Updated DPC++ from 2024.1 to 2024.2, the error became:

$ SYCL_CONFIG_FILE_NAME= OCL_ICD_FILENAMES=/home/ubuntu/projects/oneapi-construction-kit/build-riscv/install/lib/libCL.so ./sample_symm_refsi_g1
A:
-2.012 1.3781 3.0788 6.1286 0.4199
-6.473 -6.636 -7.390 -5.686 6.6065
3.5074 5.5147 7.0666 3.2424 7.8277
5.7906 -8.720 -3.846 -2.575 -9.508
-6.556 3.6315 0.8536 3.0440 7.6386
---
B:
-0.170 -8.496 7.5346 3.2420 -5.168 9.0400 -0.734
6.7194 6.9686 -4.260 -4.971 3.2755 -7.472 -9.934
6.4103 -4.251 -8.930 -4.770 1.0097 7.3007 7.7448
5.9512 -0.973 -3.323 7.8023 -0.930 8.1709 1.3398
-9.797 5.5634 0.3671 -9.627 -8.612 -6.402 -7.542
---
C (before):
5.8539 3.7192 -0.347 -4.088 -4.348 -9.736 -7.081
0.9868 9.9284 -0.600 0.6309 -7.285 -7.498 -5.149
7.5958 0.9705 -4.838 -1.586 -6.984 0.0112 -6.839
-3.754 -2.341 9.8423 8.6635 6.7012 -8.535 -2.436
9.6490 -2.376 2.5272 9.8848 7.9518 -1.943 4.7799
---
Copying A, B and C to device
terminate called after throwing an instance of 'sycl::_V1::runtime_error'
  what():  Native API failed.

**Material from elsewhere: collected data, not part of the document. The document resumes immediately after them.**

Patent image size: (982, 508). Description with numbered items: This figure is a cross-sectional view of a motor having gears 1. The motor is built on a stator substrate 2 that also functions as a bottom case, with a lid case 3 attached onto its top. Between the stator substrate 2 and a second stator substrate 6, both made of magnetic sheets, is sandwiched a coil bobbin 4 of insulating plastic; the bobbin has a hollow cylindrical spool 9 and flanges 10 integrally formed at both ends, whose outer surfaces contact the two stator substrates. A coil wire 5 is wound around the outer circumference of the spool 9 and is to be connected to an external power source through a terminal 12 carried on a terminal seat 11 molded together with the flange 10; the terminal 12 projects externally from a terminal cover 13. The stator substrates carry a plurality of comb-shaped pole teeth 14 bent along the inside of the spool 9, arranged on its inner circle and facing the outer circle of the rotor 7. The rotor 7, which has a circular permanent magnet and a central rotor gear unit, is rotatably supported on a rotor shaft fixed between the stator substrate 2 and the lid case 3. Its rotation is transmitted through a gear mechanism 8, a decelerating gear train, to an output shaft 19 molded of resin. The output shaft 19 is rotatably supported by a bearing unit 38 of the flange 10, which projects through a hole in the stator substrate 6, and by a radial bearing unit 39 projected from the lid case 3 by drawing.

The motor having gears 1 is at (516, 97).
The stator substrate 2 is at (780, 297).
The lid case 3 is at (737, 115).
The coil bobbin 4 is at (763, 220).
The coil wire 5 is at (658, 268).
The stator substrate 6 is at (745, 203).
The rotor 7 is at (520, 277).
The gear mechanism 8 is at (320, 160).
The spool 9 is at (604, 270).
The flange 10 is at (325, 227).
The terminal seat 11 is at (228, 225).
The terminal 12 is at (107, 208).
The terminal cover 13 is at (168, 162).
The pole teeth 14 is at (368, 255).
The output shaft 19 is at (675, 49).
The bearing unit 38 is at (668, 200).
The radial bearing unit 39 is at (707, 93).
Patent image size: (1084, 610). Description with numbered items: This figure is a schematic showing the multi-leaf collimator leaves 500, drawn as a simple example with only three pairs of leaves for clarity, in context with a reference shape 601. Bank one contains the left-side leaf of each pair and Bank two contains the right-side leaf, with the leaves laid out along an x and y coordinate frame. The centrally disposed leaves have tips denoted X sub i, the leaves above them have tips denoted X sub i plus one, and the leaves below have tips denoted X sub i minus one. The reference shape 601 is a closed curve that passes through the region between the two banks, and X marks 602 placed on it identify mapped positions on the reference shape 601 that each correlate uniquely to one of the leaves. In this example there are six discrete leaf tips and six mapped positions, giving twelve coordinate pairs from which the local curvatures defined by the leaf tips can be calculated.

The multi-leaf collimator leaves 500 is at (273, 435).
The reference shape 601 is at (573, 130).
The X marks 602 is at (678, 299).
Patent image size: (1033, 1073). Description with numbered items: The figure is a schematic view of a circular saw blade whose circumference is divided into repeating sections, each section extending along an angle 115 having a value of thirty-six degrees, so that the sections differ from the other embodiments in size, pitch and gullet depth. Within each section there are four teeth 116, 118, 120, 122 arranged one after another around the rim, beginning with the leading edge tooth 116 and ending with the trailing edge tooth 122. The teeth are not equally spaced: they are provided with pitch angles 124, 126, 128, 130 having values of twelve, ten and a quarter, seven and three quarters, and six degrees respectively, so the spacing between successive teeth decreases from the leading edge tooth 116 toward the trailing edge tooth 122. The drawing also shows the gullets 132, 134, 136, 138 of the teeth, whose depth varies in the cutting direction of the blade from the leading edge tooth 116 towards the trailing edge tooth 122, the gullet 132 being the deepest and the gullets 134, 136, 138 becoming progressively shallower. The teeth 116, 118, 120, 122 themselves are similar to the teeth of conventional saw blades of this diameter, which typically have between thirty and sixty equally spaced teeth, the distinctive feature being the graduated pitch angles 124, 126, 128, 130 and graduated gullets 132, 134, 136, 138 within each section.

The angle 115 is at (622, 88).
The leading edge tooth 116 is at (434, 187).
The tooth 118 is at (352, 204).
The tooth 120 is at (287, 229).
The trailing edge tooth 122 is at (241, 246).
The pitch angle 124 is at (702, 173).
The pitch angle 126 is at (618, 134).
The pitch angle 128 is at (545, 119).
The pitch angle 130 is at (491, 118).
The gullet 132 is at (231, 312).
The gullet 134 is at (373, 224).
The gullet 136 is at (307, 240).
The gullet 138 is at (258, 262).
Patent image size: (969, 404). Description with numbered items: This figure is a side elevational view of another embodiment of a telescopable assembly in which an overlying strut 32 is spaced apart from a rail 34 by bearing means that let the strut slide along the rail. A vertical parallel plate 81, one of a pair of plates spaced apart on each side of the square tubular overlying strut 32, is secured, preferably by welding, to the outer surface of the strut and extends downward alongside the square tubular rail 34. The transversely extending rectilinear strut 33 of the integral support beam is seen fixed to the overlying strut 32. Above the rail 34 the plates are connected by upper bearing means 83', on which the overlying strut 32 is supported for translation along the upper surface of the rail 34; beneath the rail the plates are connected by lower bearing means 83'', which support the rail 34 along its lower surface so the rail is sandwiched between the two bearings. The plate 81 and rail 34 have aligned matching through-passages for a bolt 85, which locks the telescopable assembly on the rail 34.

Native API returns: -995 (The plugin or device does not support the called function) -995 (The plugin or device does not support the called function)
Aborted (core dumped)

When you say dpc++ - do you mean the compiler and the runtime? SYCL_PI_TRACE=-1 may give you more information.

It’s likely that as we need to track latest dpc++ that it’s possible that older compatibility is broken - you could perhaps try a more recent dpc++ than an official release.